A Lecture on the 19th Century

Doc drags Mark to the nearest seats available at the back of the auditorium. Each seat is spaced from the other enough to walk through in a sunflower seed pattern, leaving Mark just out of arms reach from Doc, but not out of pain-gun reach. The hover-seats themselves are very comfortable, adjusting themselves automatically to the weight and height of the sitter.

The clamor of the students begins to die down as the lights dim slightly and the doors slide quietly shut. A man enters the stage dressed in a gaudy plaid suit with leather elbow and knee patches. The plaid pattern subtly changes colors as he approaches the podium.

"Good morning. I am Professor Zanathos Schoefield," the man introduces himself to the audience in a deep, heavily accented Eastern-European monotone. "I've been invited to Orbital University by Dr. G. S. Lucasberg to give a series of lectures the live and culture of Earth in the 1800's." An holographic slide appears behind him saying so in big, blocky letters. "Today we begin our journey on the North American continent where the frontier boundaries were continually pushed towards the Pacific by enterprising frontiersmen and women using simple iron tools and unending ingenuity." The hologram behind him changes to a map of the continent.

Prof. Schoefield approaches the oak table littered with relics. "I have here some artifacts of my collection relevant to todays discussion. Many of these items were used in the daily life of American frontiersmen. This," he says, holding up a horse shoe, "is a simple device for protecting the hooves of horses during travel. People traveled by horse and because were no cars invented until later in the century when Henry Ford invented the internal combustion engine in Milwaukee, Wisconsin, the birthplace of the modern automotive industry. Trains and boats were also popular modes of travel in the later half of the nineteenth century, although most people were restricted to horseback by the expense."

The professor's lecture is senselessly long and boring. His dragging monotone, wandering and disorganized topics, inaccurate facts, and excruciating run on sentences puts many of the students to sleep. The most response he gets is when he talks a bit about the chamber pot. Some students giggle, and others voice their disgust.

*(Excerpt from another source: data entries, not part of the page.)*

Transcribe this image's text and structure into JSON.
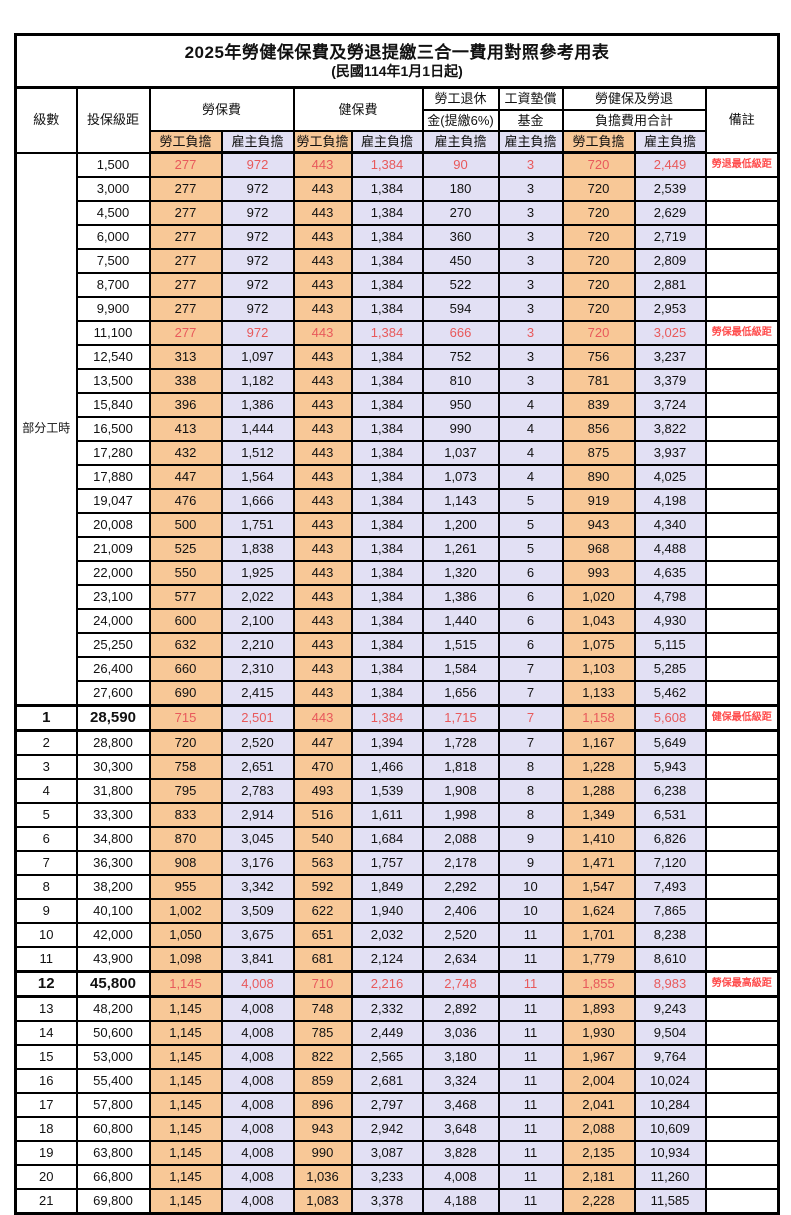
{
  "title": "2025年勞健保保費及勞退提繳三合一費用對照參考用表",
  "subtitle": "(民國114年1月1日起)",
  "header": {
    "level": "級數",
    "bracket": "投保級距",
    "labor_ins": "勞保費",
    "health_ins": "健保費",
    "pension_line1": "勞工退休",
    "pension_line2": "金(提繳6%)",
    "fund_line1": "工資墊償",
    "fund_line2": "基金",
    "total_line1": "勞健保及勞退",
    "total_line2": "負擔費用合計",
    "remark": "備註",
    "employee": "勞工負擔",
    "employer": "雇主負擔"
  },
  "part_time_label": "部分工時",
  "colors": {
    "employee_fill": "#f8c897",
    "employer_fill": "#e2e0f4",
    "highlight_number_red": "#e8595b",
    "remark_red": "#ff4d4d",
    "border_black": "#000000"
  },
  "rows": [
    {
      "level": "",
      "bracket": "1,500",
      "labor_emp": "277",
      "labor_er": "972",
      "health_emp": "443",
      "health_er": "1,384",
      "pension": "90",
      "fund": "3",
      "total_emp": "720",
      "total_er": "2,449",
      "remark": "勞退最低級距",
      "red": true,
      "bold": false,
      "thick": false
    },
    {
      "level": "",
      "bracket": "3,000",
      "labor_emp": "277",
      "labor_er": "972",
      "health_emp": "443",
      "health_er": "1,384",
      "pension": "180",
      "fund": "3",
      "total_emp": "720",
      "total_er": "2,539",
      "remark": "",
      "red": false,
      "bold": false,
      "thick": false
    },
    {
      "level": "",
      "bracket": "4,500",
      "labor_emp": "277",
      "labor_er": "972",
      "health_emp": "443",
      "health_er": "1,384",
      "pension": "270",
      "fund": "3",
      "total_emp": "720",
      "total_er": "2,629",
      "remark": "",
      "red": false,
      "bold": false,
      "thick": false
    },
    {
      "level": "",
      "bracket": "6,000",
      "labor_emp": "277",
      "labor_er": "972",
      "health_emp": "443",
      "health_er": "1,384",
      "pension": "360",
      "fund": "3",
      "total_emp": "720",
      "total_er": "2,719",
      "remark": "",
      "red": false,
      "bold": false,
      "thick": false
    },
    {
      "level": "",
      "bracket": "7,500",
      "labor_emp": "277",
      "labor_er": "972",
      "health_emp": "443",
      "health_er": "1,384",
      "pension": "450",
      "fund": "3",
      "total_emp": "720",
      "total_er": "2,809",
      "remark": "",
      "red": false,
      "bold": false,
      "thick": false
    },
    {
      "level": "",
      "bracket": "8,700",
      "labor_emp": "277",
      "labor_er": "972",
      "health_emp": "443",
      "health_er": "1,384",
      "pension": "522",
      "fund": "3",
      "total_emp": "720",
      "total_er": "2,881",
      "remark": "",
      "red": false,
      "bold": false,
      "thick": false
    },
    {
      "level": "",
      "bracket": "9,900",
      "labor_emp": "277",
      "labor_er": "972",
      "health_emp": "443",
      "health_er": "1,384",
      "pension": "594",
      "fund": "3",
      "total_emp": "720",
      "total_er": "2,953",
      "remark": "",
      "red": false,
      "bold": false,
      "thick": false
    },
    {
      "level": "",
      "bracket": "11,100",
      "labor_emp": "277",
      "labor_er": "972",
      "health_emp": "443",
      "health_er": "1,384",
      "pension": "666",
      "fund": "3",
      "total_emp": "720",
      "total_er": "3,025",
      "remark": "勞保最低級距",
      "red": true,
      "bold": false,
      "thick": false
    },
    {
      "level": "",
      "bracket": "12,540",
      "labor_emp": "313",
      "labor_er": "1,097",
      "health_emp": "443",
      "health_er": "1,384",
      "pension": "752",
      "fund": "3",
      "total_emp": "756",
      "total_er": "3,237",
      "remark": "",
      "red": false,
      "bold": false,
      "thick": false
    },
    {
      "level": "",
      "bracket": "13,500",
      "labor_emp": "338",
      "labor_er": "1,182",
      "health_emp": "443",
      "health_er": "1,384",
      "pension": "810",
      "fund": "3",
      "total_emp": "781",
      "total_er": "3,379",
      "remark": "",
      "red": false,
      "bold": false,
      "thick": false
    },
    {
      "level": "",
      "bracket": "15,840",
      "labor_emp": "396",
      "labor_er": "1,386",
      "health_emp": "443",
      "health_er": "1,384",
      "pension": "950",
      "fund": "4",
      "total_emp": "839",
      "total_er": "3,724",
      "remark": "",
      "red": false,
      "bold": false,
      "thick": false
    },
    {
      "level": "",
      "bracket": "16,500",
      "labor_emp": "413",
      "labor_er": "1,444",
      "health_emp": "443",
      "health_er": "1,384",
      "pension": "990",
      "fund": "4",
      "total_emp": "856",
      "total_er": "3,822",
      "remark": "",
      "red": false,
      "bold": false,
      "thick": false
    },
    {
      "level": "",
      "bracket": "17,280",
      "labor_emp": "432",
      "labor_er": "1,512",
      "health_emp": "443",
      "health_er": "1,384",
      "pension": "1,037",
      "fund": "4",
      "total_emp": "875",
      "total_er": "3,937",
      "remark": "",
      "red": false,
      "bold": false,
      "thick": false
    },
    {
      "level": "",
      "bracket": "17,880",
      "labor_emp": "447",
      "labor_er": "1,564",
      "health_emp": "443",
      "health_er": "1,384",
      "pension": "1,073",
      "fund": "4",
      "total_emp": "890",
      "total_er": "4,025",
      "remark": "",
      "red": false,
      "bold": false,
      "thick": false
    },
    {
      "level": "",
      "bracket": "19,047",
      "labor_emp": "476",
      "labor_er": "1,666",
      "health_emp": "443",
      "health_er": "1,384",
      "pension": "1,143",
      "fund": "5",
      "total_emp": "919",
      "total_er": "4,198",
      "remark": "",
      "red": false,
      "bold": false,
      "thick": false
    },
    {
      "level": "",
      "bracket": "20,008",
      "labor_emp": "500",
      "labor_er": "1,751",
      "health_emp": "443",
      "health_er": "1,384",
      "pension": "1,200",
      "fund": "5",
      "total_emp": "943",
      "total_er": "4,340",
      "remark": "",
      "red": false,
      "bold": false,
      "thick": false
    },
    {
      "level": "",
      "bracket": "21,009",
      "labor_emp": "525",
      "labor_er": "1,838",
      "health_emp": "443",
      "health_er": "1,384",
      "pension": "1,261",
      "fund": "5",
      "total_emp": "968",
      "total_er": "4,488",
      "remark": "",
      "red": false,
      "bold": false,
      "thick": false
    },
    {
      "level": "",
      "bracket": "22,000",
      "labor_emp": "550",
      "labor_er": "1,925",
      "health_emp": "443",
      "health_er": "1,384",
      "pension": "1,320",
      "fund": "6",
      "total_emp": "993",
      "total_er": "4,635",
      "remark": "",
      "red": false,
      "bold": false,
      "thick": false
    },
    {
      "level": "",
      "bracket": "23,100",
      "labor_emp": "577",
      "labor_er": "2,022",
      "health_emp": "443",
      "health_er": "1,384",
      "pension": "1,386",
      "fund": "6",
      "total_emp": "1,020",
      "total_er": "4,798",
      "remark": "",
      "red": false,
      "bold": false,
      "thick": false
    },
    {
      "level": "",
      "bracket": "24,000",
      "labor_emp": "600",
      "labor_er": "2,100",
      "health_emp": "443",
      "health_er": "1,384",
      "pension": "1,440",
      "fund": "6",
      "total_emp": "1,043",
      "total_er": "4,930",
      "remark": "",
      "red": false,
      "bold": false,
      "thick": false
    },
    {
      "level": "",
      "bracket": "25,250",
      "labor_emp": "632",
      "labor_er": "2,210",
      "health_emp": "443",
      "health_er": "1,384",
      "pension": "1,515",
      "fund": "6",
      "total_emp": "1,075",
      "total_er": "5,115",
      "remark": "",
      "red": false,
      "bold": false,
      "thick": false
    },
    {
      "level": "",
      "bracket": "26,400",
      "labor_emp": "660",
      "labor_er": "2,310",
      "health_emp": "443",
      "health_er": "1,384",
      "pension": "1,584",
      "fund": "7",
      "total_emp": "1,103",
      "total_er": "5,285",
      "remark": "",
      "red": false,
      "bold": false,
      "thick": false
    },
    {
      "level": "",
      "bracket": "27,600",
      "labor_emp": "690",
      "labor_er": "2,415",
      "health_emp": "443",
      "health_er": "1,384",
      "pension": "1,656",
      "fund": "7",
      "total_emp": "1,133",
      "total_er": "5,462",
      "remark": "",
      "red": false,
      "bold": false,
      "thick": false
    },
    {
      "level": "1",
      "bracket": "28,590",
      "labor_emp": "715",
      "labor_er": "2,501",
      "health_emp": "443",
      "health_er": "1,384",
      "pension": "1,715",
      "fund": "7",
      "total_emp": "1,158",
      "total_er": "5,608",
      "remark": "健保最低級距",
      "red": true,
      "bold": true,
      "thick": true
    },
    {
      "level": "2",
      "bracket": "28,800",
      "labor_emp": "720",
      "labor_er": "2,520",
      "health_emp": "447",
      "health_er": "1,394",
      "pension": "1,728",
      "fund": "7",
      "total_emp": "1,167",
      "total_er": "5,649",
      "remark": "",
      "red": false,
      "bold": false,
      "thick": false
    },
    {
      "level": "3",
      "bracket": "30,300",
      "labor_emp": "758",
      "labor_er": "2,651",
      "health_emp": "470",
      "health_er": "1,466",
      "pension": "1,818",
      "fund": "8",
      "total_emp": "1,228",
      "total_er": "5,943",
      "remark": "",
      "red": false,
      "bold": false,
      "thick": false
    },
    {
      "level": "4",
      "bracket": "31,800",
      "labor_emp": "795",
      "labor_er": "2,783",
      "health_emp": "493",
      "health_er": "1,539",
      "pension": "1,908",
      "fund": "8",
      "total_emp": "1,288",
      "total_er": "6,238",
      "remark": "",
      "red": false,
      "bold": false,
      "thick": false
    },
    {
      "level": "5",
      "bracket": "33,300",
      "labor_emp": "833",
      "labor_er": "2,914",
      "health_emp": "516",
      "health_er": "1,611",
      "pension": "1,998",
      "fund": "8",
      "total_emp": "1,349",
      "total_er": "6,531",
      "remark": "",
      "red": false,
      "bold": false,
      "thick": false
    },
    {
      "level": "6",
      "bracket": "34,800",
      "labor_emp": "870",
      "labor_er": "3,045",
      "health_emp": "540",
      "health_er": "1,684",
      "pension": "2,088",
      "fund": "9",
      "total_emp": "1,410",
      "total_er": "6,826",
      "remark": "",
      "red": false,
      "bold": false,
      "thick": false
    },
    {
      "level": "7",
      "bracket": "36,300",
      "labor_emp": "908",
      "labor_er": "3,176",
      "health_emp": "563",
      "health_er": "1,757",
      "pension": "2,178",
      "fund": "9",
      "total_emp": "1,471",
      "total_er": "7,120",
      "remark": "",
      "red": false,
      "bold": false,
      "thick": false
    },
    {
      "level": "8",
      "bracket": "38,200",
      "labor_emp": "955",
      "labor_er": "3,342",
      "health_emp": "592",
      "health_er": "1,849",
      "pension": "2,292",
      "fund": "10",
      "total_emp": "1,547",
      "total_er": "7,493",
      "remark": "",
      "red": false,
      "bold": false,
      "thick": false
    },
    {
      "level": "9",
      "bracket": "40,100",
      "labor_emp": "1,002",
      "labor_er": "3,509",
      "health_emp": "622",
      "health_er": "1,940",
      "pension": "2,406",
      "fund": "10",
      "total_emp": "1,624",
      "total_er": "7,865",
      "remark": "",
      "red": false,
      "bold": false,
      "thick": false
    },
    {
      "level": "10",
      "bracket": "42,000",
      "labor_emp": "1,050",
      "labor_er": "3,675",
      "health_emp": "651",
      "health_er": "2,032",
      "pension": "2,520",
      "fund": "11",
      "total_emp": "1,701",
      "total_er": "8,238",
      "remark": "",
      "red": false,
      "bold": false,
      "thick": false
    },
    {
      "level": "11",
      "bracket": "43,900",
      "labor_emp": "1,098",
      "labor_er": "3,841",
      "health_emp": "681",
      "health_er": "2,124",
      "pension": "2,634",
      "fund": "11",
      "total_emp": "1,779",
      "total_er": "8,610",
      "remark": "",
      "red": false,
      "bold": false,
      "thick": false
    },
    {
      "level": "12",
      "bracket": "45,800",
      "labor_emp": "1,145",
      "labor_er": "4,008",
      "health_emp": "710",
      "health_er": "2,216",
      "pension": "2,748",
      "fund": "11",
      "total_emp": "1,855",
      "total_er": "8,983",
      "remark": "勞保最高級距",
      "red": true,
      "bold": true,
      "thick": true
    },
    {
      "level": "13",
      "bracket": "48,200",
      "labor_emp": "1,145",
      "labor_er": "4,008",
      "health_emp": "748",
      "health_er": "2,332",
      "pension": "2,892",
      "fund": "11",
      "total_emp": "1,893",
      "total_er": "9,243",
      "remark": "",
      "red": false,
      "bold": false,
      "thick": false
    },
    {
      "level": "14",
      "bracket": "50,600",
      "labor_emp": "1,145",
      "labor_er": "4,008",
      "health_emp": "785",
      "health_er": "2,449",
      "pension": "3,036",
      "fund": "11",
      "total_emp": "1,930",
      "total_er": "9,504",
      "remark": "",
      "red": false,
      "bold": false,
      "thick": false
    },
    {
      "level": "15",
      "bracket": "53,000",
      "labor_emp": "1,145",
      "labor_er": "4,008",
      "health_emp": "822",
      "health_er": "2,565",
      "pension": "3,180",
      "fund": "11",
      "total_emp": "1,967",
      "total_er": "9,764",
      "remark": "",
      "red": false,
      "bold": false,
      "thick": false
    },
    {
      "level": "16",
      "bracket": "55,400",
      "labor_emp": "1,145",
      "labor_er": "4,008",
      "health_emp": "859",
      "health_er": "2,681",
      "pension": "3,324",
      "fund": "11",
      "total_emp": "2,004",
      "total_er": "10,024",
      "remark": "",
      "red": false,
      "bold": false,
      "thick": false
    },
    {
      "level": "17",
      "bracket": "57,800",
      "labor_emp": "1,145",
      "labor_er": "4,008",
      "health_emp": "896",
      "health_er": "2,797",
      "pension": "3,468",
      "fund": "11",
      "total_emp": "2,041",
      "total_er": "10,284",
      "remark": "",
      "red": false,
      "bold": false,
      "thick": false
    },
    {
      "level": "18",
      "bracket": "60,800",
      "labor_emp": "1,145",
      "labor_er": "4,008",
      "health_emp": "943",
      "health_er": "2,942",
      "pension": "3,648",
      "fund": "11",
      "total_emp": "2,088",
      "total_er": "10,609",
      "remark": "",
      "red": false,
      "bold": false,
      "thick": false
    },
    {
      "level": "19",
      "bracket": "63,800",
      "labor_emp": "1,145",
      "labor_er": "4,008",
      "health_emp": "990",
      "health_er": "3,087",
      "pension": "3,828",
      "fund": "11",
      "total_emp": "2,135",
      "total_er": "10,934",
      "remark": "",
      "red": false,
      "bold": false,
      "thick": false
    },
    {
      "level": "20",
      "bracket": "66,800",
      "labor_emp": "1,145",
      "labor_er": "4,008",
      "health_emp": "1,036",
      "health_er": "3,233",
      "pension": "4,008",
      "fund": "11",
      "total_emp": "2,181",
      "total_er": "11,260",
      "remark": "",
      "red": false,
      "bold": false,
      "thick": false
    },
    {
      "level": "21",
      "bracket": "69,800",
      "labor_emp": "1,145",
      "labor_er": "4,008",
      "health_emp": "1,083",
      "health_er": "3,378",
      "pension": "4,188",
      "fund": "11",
      "total_emp": "2,228",
      "total_er": "11,585",
      "remark": "",
      "red": false,
      "bold": false,
      "thick": false
    }
  ]
}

The speech goes on for hours. The slide show is as boring and inaccurate as his lecture. "This rifle was used by fur traders in the Great Lakes area during the early part of the 19th century. " A picture of 18th century trappers appear behind him. "This flintlock pistol," he says, picking up Marks old gun, "was the weapon favored by most military commanders prior to the Civil War. They also carried swords, but were used mainly as a decoration to the uniform. It was rare that a sword such as this," he picks up a saber, "would be used in actual combat."

Mark seems livid. "That's my stuff!" he half shouts.

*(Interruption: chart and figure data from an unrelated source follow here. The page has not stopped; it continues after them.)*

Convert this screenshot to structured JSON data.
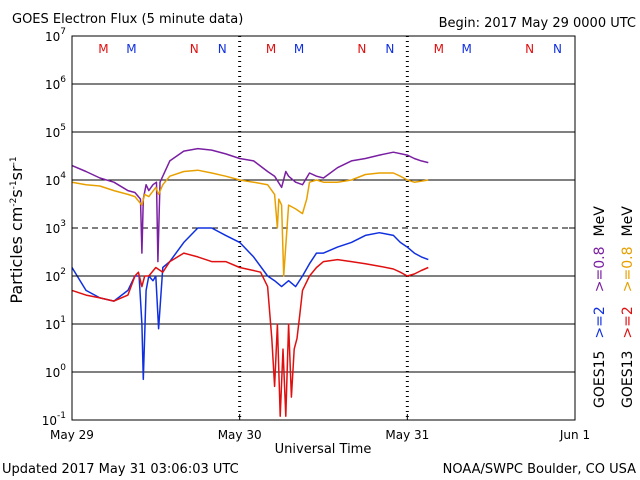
{
  "header": {
    "title": "GOES Electron Flux (5 minute data)",
    "begin": "Begin: 2017 May 29 0000 UTC"
  },
  "footer": {
    "updated": "Updated 2017 May 31 03:06:03 UTC",
    "credit": "NOAA/SWPC Boulder, CO USA"
  },
  "colors": {
    "purple": "#7a1fa2",
    "orange": "#e8a000",
    "blue": "#1030e0",
    "red": "#e01010",
    "manoeuvre_M_red": "#e01010",
    "manoeuvre_N_red": "#e01010",
    "manoeuvre_blue": "#1030e0"
  },
  "chart_data": {
    "type": "line",
    "title": "GOES Electron Flux (5 minute data)",
    "xlabel": "Universal Time",
    "ylabel": "Particles cm-2 s-1 sr-1",
    "y_scale": "log",
    "ylim": [
      0.1,
      10000000
    ],
    "xlim": [
      0,
      72
    ],
    "x_units": "hours since 2017 May 29 0000 UTC",
    "x_ticks": [
      {
        "x": 0,
        "label": "May 29"
      },
      {
        "x": 24,
        "label": "May 30"
      },
      {
        "x": 48,
        "label": "May 31"
      },
      {
        "x": 72,
        "label": "Jun 1"
      }
    ],
    "y_ticks": [
      {
        "exp": "7"
      },
      {
        "exp": "6"
      },
      {
        "exp": "5"
      },
      {
        "exp": "4"
      },
      {
        "exp": "3"
      },
      {
        "exp": "2"
      },
      {
        "exp": "1"
      },
      {
        "exp": "0"
      },
      {
        "exp": "-1"
      }
    ],
    "threshold_line": 1000,
    "manoeuvre_markers": [
      {
        "x": 4.5,
        "label": "M",
        "color": "red"
      },
      {
        "x": 8.5,
        "label": "M",
        "color": "blue"
      },
      {
        "x": 17.5,
        "label": "N",
        "color": "red"
      },
      {
        "x": 21.5,
        "label": "N",
        "color": "blue"
      },
      {
        "x": 28.5,
        "label": "M",
        "color": "red"
      },
      {
        "x": 32.5,
        "label": "M",
        "color": "blue"
      },
      {
        "x": 41.5,
        "label": "N",
        "color": "red"
      },
      {
        "x": 45.5,
        "label": "N",
        "color": "blue"
      },
      {
        "x": 52.5,
        "label": "M",
        "color": "red"
      },
      {
        "x": 56.5,
        "label": "M",
        "color": "blue"
      },
      {
        "x": 65.5,
        "label": "N",
        "color": "red"
      },
      {
        "x": 69.5,
        "label": "N",
        "color": "blue"
      }
    ],
    "legend": {
      "goes15": "GOES15",
      "goes13": "GOES13",
      "gt2": ">=2",
      "gt08": ">=0.8",
      "mev": "MeV"
    },
    "series": [
      {
        "name": "GOES15 >=0.8 MeV",
        "color": "purple",
        "x": [
          0,
          2,
          4,
          6,
          8,
          9,
          9.8,
          10.0,
          10.2,
          10.6,
          11,
          11.6,
          12.1,
          12.3,
          12.6,
          13,
          14,
          16,
          18,
          20,
          22,
          24,
          26,
          28,
          29,
          30,
          30.6,
          31,
          32,
          33,
          34,
          35,
          36,
          38,
          40,
          42,
          44,
          46,
          48,
          49,
          50,
          51
        ],
        "y": [
          20000,
          15000,
          11000,
          9000,
          6000,
          5500,
          4000,
          300,
          4000,
          8000,
          6000,
          8000,
          9000,
          200,
          9000,
          12000,
          25000,
          40000,
          45000,
          42000,
          35000,
          28000,
          25000,
          15000,
          12000,
          7000,
          15000,
          12000,
          9000,
          8000,
          14000,
          12000,
          11000,
          18000,
          25000,
          28000,
          33000,
          38000,
          33000,
          28000,
          25000,
          23000
        ]
      },
      {
        "name": "GOES13 >=0.8 MeV",
        "color": "orange",
        "x": [
          0,
          2,
          4,
          6,
          8,
          9,
          10.0,
          10.4,
          11,
          12,
          12.4,
          13,
          14,
          16,
          18,
          20,
          22,
          24,
          26,
          28,
          29,
          29.4,
          29.6,
          30.0,
          30.3,
          31,
          32,
          33,
          33.6,
          34,
          35,
          36,
          38,
          40,
          42,
          44,
          46,
          47,
          48,
          49,
          50,
          51
        ],
        "y": [
          9000,
          8000,
          7500,
          6000,
          5000,
          4500,
          3000,
          5000,
          4500,
          7000,
          5000,
          8000,
          12000,
          15000,
          16000,
          14000,
          12000,
          10000,
          9000,
          8000,
          5000,
          1000,
          4000,
          3000,
          100,
          3000,
          2500,
          2000,
          4000,
          9000,
          10000,
          9000,
          9000,
          10000,
          13000,
          14000,
          14000,
          12000,
          10000,
          9000,
          9500,
          10000
        ]
      },
      {
        "name": "GOES15 >=2 MeV",
        "color": "blue",
        "x": [
          0,
          2,
          4,
          6,
          8,
          9,
          9.6,
          10.0,
          10.2,
          10.6,
          11,
          11.6,
          12.0,
          12.4,
          13,
          14,
          16,
          18,
          20,
          22,
          24,
          26,
          28,
          29,
          30,
          31,
          32,
          33,
          34,
          35,
          36,
          38,
          40,
          42,
          44,
          46,
          47,
          48,
          49,
          50,
          51
        ],
        "y": [
          150,
          50,
          35,
          30,
          50,
          100,
          100,
          10,
          0.7,
          50,
          100,
          80,
          100,
          8,
          150,
          200,
          500,
          1000,
          1000,
          700,
          500,
          250,
          100,
          80,
          60,
          80,
          60,
          100,
          180,
          300,
          300,
          400,
          500,
          700,
          800,
          700,
          500,
          400,
          300,
          250,
          220
        ]
      },
      {
        "name": "GOES13 >=2 MeV",
        "color": "red",
        "x": [
          0,
          2,
          4,
          6,
          8,
          9,
          9.5,
          10.0,
          10.4,
          11,
          12,
          13,
          14,
          16,
          18,
          20,
          22,
          24,
          26,
          27,
          28,
          28.6,
          29.0,
          29.4,
          29.8,
          30.2,
          30.6,
          31.0,
          31.4,
          31.8,
          32.2,
          32.6,
          33,
          34,
          35,
          36,
          38,
          40,
          42,
          44,
          46,
          47,
          48,
          49,
          50,
          51
        ],
        "y": [
          50,
          40,
          35,
          30,
          40,
          100,
          120,
          60,
          100,
          100,
          150,
          120,
          200,
          300,
          250,
          200,
          200,
          150,
          130,
          120,
          60,
          5,
          0.5,
          10,
          0.12,
          3,
          0.12,
          10,
          0.3,
          3,
          5,
          15,
          50,
          100,
          150,
          200,
          220,
          200,
          180,
          160,
          140,
          120,
          100,
          110,
          130,
          150
        ]
      }
    ]
  }
}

The professor notices him. "Very good, student. Your costume is an authentic representation of a US Marine in the 1820's. However, these particular artifacts were recovered from the site of an old farm in Toledo, Ohio where no Marine division served at the time as they were assigned to battling pirates in the Caribbean. "

Mark stands and replies. "No, my 'costume' is the Captain's uniform of the 21st Division of the Michigan Militia, from the 1830's. And the Marines are in Peru," he corrects himself, "..were in Peru, at the time."

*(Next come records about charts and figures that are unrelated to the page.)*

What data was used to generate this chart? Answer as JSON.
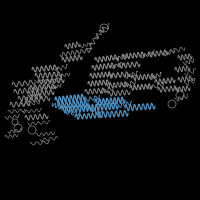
{
  "background_color": "#000000",
  "figsize": [
    2.0,
    2.0
  ],
  "dpi": 100,
  "main_color": "#888888",
  "highlight_color": "#4a8fc0",
  "seed": 1234
}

The students begin to rouse themselves. Something interesting is finally happening.

"I see that you are right about your uniform, I apologize I cannot see all the way to the back of the auditorium because it is so dark and I am due for another session at the laser surgeon's. Why don't you come up and tell us more about how you assembled this costume and what you learned from your research?"

Mark looks at Doc, briefly, then starts marching towards the stage.

1 comment:

Doc said...


Let him go up and make his little speech and have him discuss what the 1830's were really like, but I will always be within three feet of him, just in case. I will keep quiet, but if pressed, I will casually mention that he and I are historians ourselves, and are waiting for our colleagues, so we thought we would take in this excellent lecture that has proven quite enlightening. Let Mark say whatever he wants, but if I need an explaination for some element of bizzare behavior, fall back on the old chestnut of him being eccentric/touched in the head.

Whatever happens, keep him here in the auditorium with me. Stay put. Because we can't miss meeting up with Steve and Thunderhorse. If I miss them, I'm stuck babysitting Mark with nothing more than whatever pack of lies I come up with, my towel, and a hand-held microwave which will come in handy if I find some popcorn. I've got nowhere to run to, and not a friend in the universe.

I can't wait to see how this turns out.